Questo sarà a grandi linee anche il volto della nuova televisione. Un dispositivo che, almeno per un po’, manterrà la stessa posizione all’interno del nucleo domestico e nella gerarchia mediatica, ma in cui la visione dei programmi avverrà on demand, la competizione tra canali non verterà più sulle frequenze bensì sulla visibilità delle diverse app nei menu principali e la partita si giocherà non più su fasce di pubblico, bensì sul singolo spettatore. Una televisione in cui la user experience conterà quasi quanto il prezzo, portando in primo piano variabili come la facilità di navigazione, la qualità dello streaming, la raffinatezza degli algoritmi che generano i suggerimenti, la possibilità di personalizzare il servizio e l’integrazione con il mobile.
Per quanto legata al salotto e al fisso, la spinta verso la nuova tv si nutre infatti di un modello di consumo audiovisivo che, grazie al proliferare di smartphone e tablet, ormai risulta definitivamente improntato al principio dell’ATAWAD (anytime, anywhere, any device). Il nuovo spettatore potrebbe, ad esempio, cominciare a vedere un film la sera e riprenderlo dal punto in cui l’ha lasciato la mattina dopo, col suo tablet, mentre va a lavoro e viceversa. La formula è semplice: meno ostacoli verranno messi all’esperienza offerta all’utente, più aumenteranno le chance di consumo e quindi il successo delle piattaforme. Ciò include anche la questione delle finestre, vale a dire il lasso di tempo che deve trascorrere tra la distribuzione sui diversi canali di sfruttamento del prodotto film. Una scansione cronologica prima molto rigida, che ha cominciato a perdere terreno già sotto gli strali del noleggio e dell’acquisto di film online piuttosto che su DVD e Blu-ray, e ora più che mai destinata a decisive revisioni.
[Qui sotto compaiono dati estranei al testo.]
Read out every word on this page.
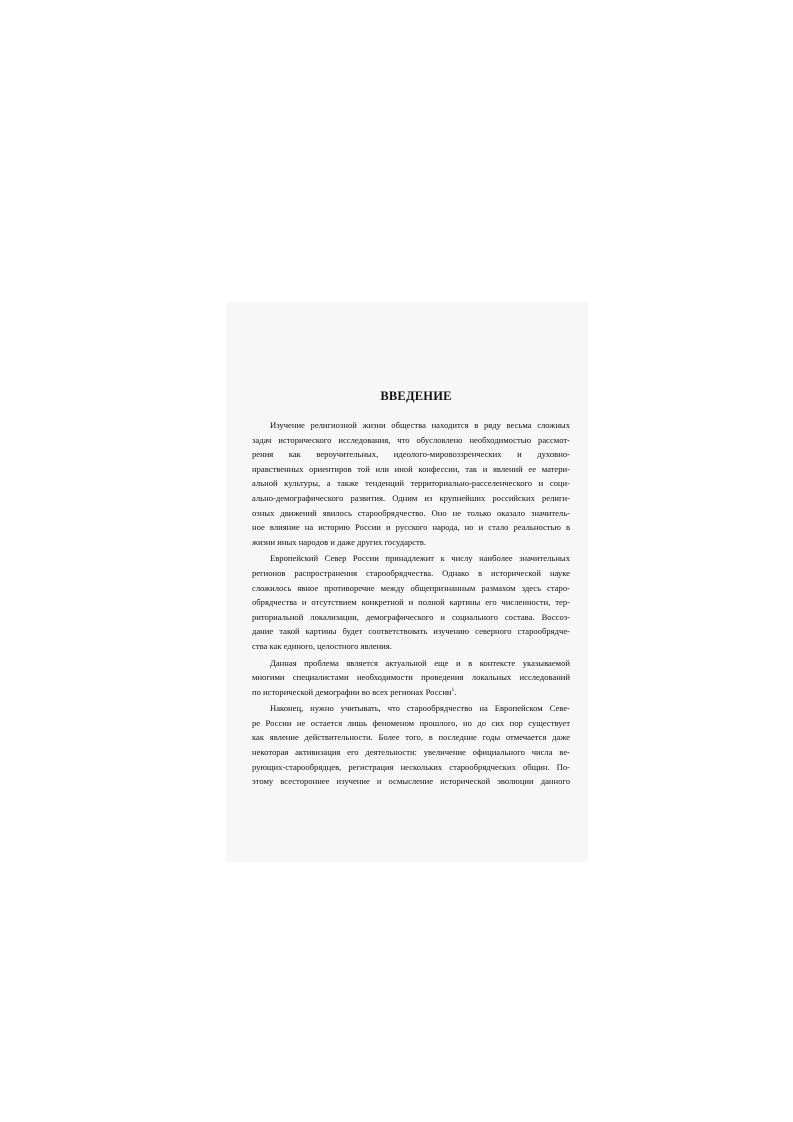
ВВЕДЕНИЕ

Изучение религиозной жизни общества находится в ряду весьма сложных
задач исторического исследования, что обусловлено необходимостью рассмот-
рения как вероучительных, идеолого-мировоззренческих и духовно-
нравственных ориентиров той или иной конфессии, так и явлений ее матери-
альной культуры, а также тенденций территориально-расселенческого и соци-
ально-демографического развития. Одним из крупнейших российских религи-
озных движений явилось старообрядчество. Оно не только оказало значитель-
ное влияние на историю России и русского народа, но и стало реальностью в
жизни иных народов и даже других государств.

Европейский Север России принадлежит к числу наиболее значительных
регионов распространения старообрядчества. Однако в исторической науке
сложилось явное противоречие между общепризнанным размахом здесь старо-
обрядчества и отсутствием конкретной и полной картины его численности, тер-
риториальной локализации, демографического и социального состава. Воссоз-
дание такой картины будет соответствовать изучению северного старообрядче-
ства как единого, целостного явления.

Данная проблема является актуальной еще и в контексте указываемой
многими специалистами необходимости проведения локальных исследований
по исторической демографии во всех регионах России$^1$.

Наконец, нужно учитывать, что старообрядчество на Европейском Севе-
ре России не остается лишь феноменом прошлого, но до сих пор существует
как явление действительности. Более того, в последние годы отмечается даже
некоторая активизация его деятельности: увеличение официального числа ве-
рующих-старообрядцев, регистрация нескольких старообрядческих общин. По-
этому всестороннее изучение и осмысление исторической эволюции данного
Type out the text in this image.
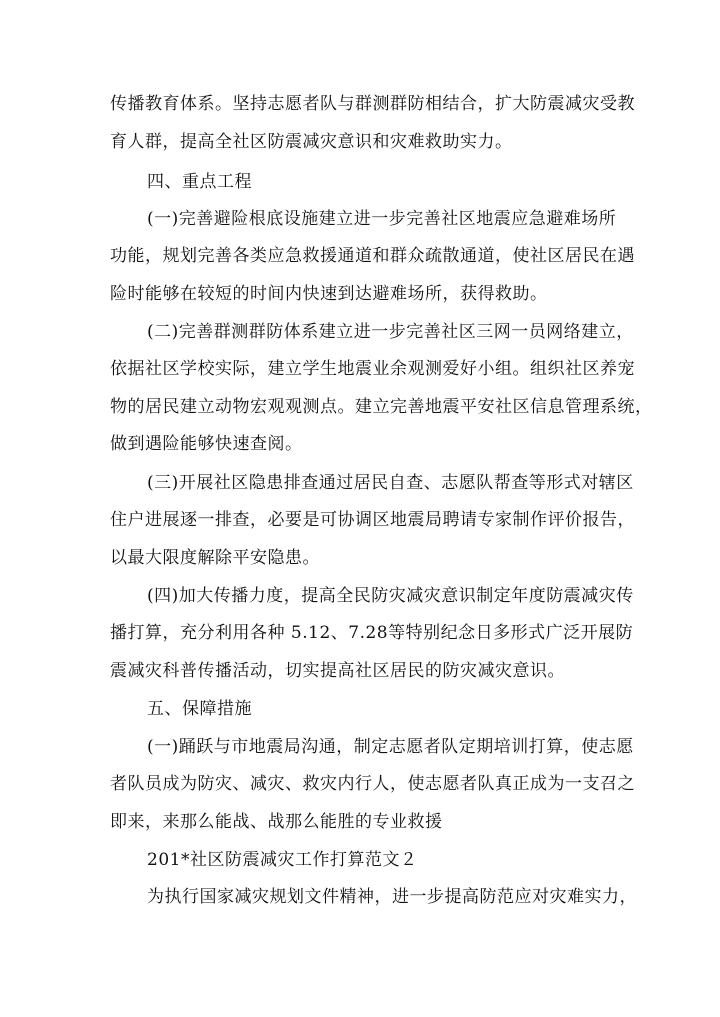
传播教育体系。坚持志愿者队与群测群防相结合，扩大防震减灾受教
育人群，提高全社区防震减灾意识和灾难救助实力。
四、重点工程
(一)完善避险根底设施建立进一步完善社区地震应急避难场所
功能，规划完善各类应急救援通道和群众疏散通道，使社区居民在遇
险时能够在较短的时间内快速到达避难场所，获得救助。
(二)完善群测群防体系建立进一步完善社区三网一员网络建立，
依据社区学校实际，建立学生地震业余观测爱好小组。组织社区养宠
物的居民建立动物宏观观测点。建立完善地震平安社区信息管理系统，
做到遇险能够快速查阅。
(三)开展社区隐患排查通过居民自查、志愿队帮查等形式对辖区
住户进展逐一排查，必要是可协调区地震局聘请专家制作评价报告，
以最大限度解除平安隐患。
(四)加大传播力度，提高全民防灾减灾意识制定年度防震减灾传
播打算，充分利用各种 5.12、7.28等特别纪念日多形式广泛开展防
震减灾科普传播活动，切实提高社区居民的防灾减灾意识。
五、保障措施
(一)踊跃与市地震局沟通，制定志愿者队定期培训打算，使志愿
者队员成为防灾、减灾、救灾内行人，使志愿者队真正成为一支召之
即来，来那么能战、战那么能胜的专业救援
201*社区防震减灾工作打算范文２
为执行国家减灾规划文件精神，进一步提高防范应对灾难实力，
Soprattutto per quelle fasce di prodotto d’autore e di nicchia per cui la distribuzione sul web costituisce una valida alternativa da affiancare a quella in sala.
La domanda a questo punto è, che succederà in Italia, dove la banda larga è in netto ritardo rispetto agli altri paesi europei, e dove i termini EST e VOD (rispettivamente acronimi di electronic sell-trough e video on demand) cominciano solo adesso a ricordare al pubblico il mercato dell’audiovisivo piuttosto che il nome di un vino o di un superalcolico?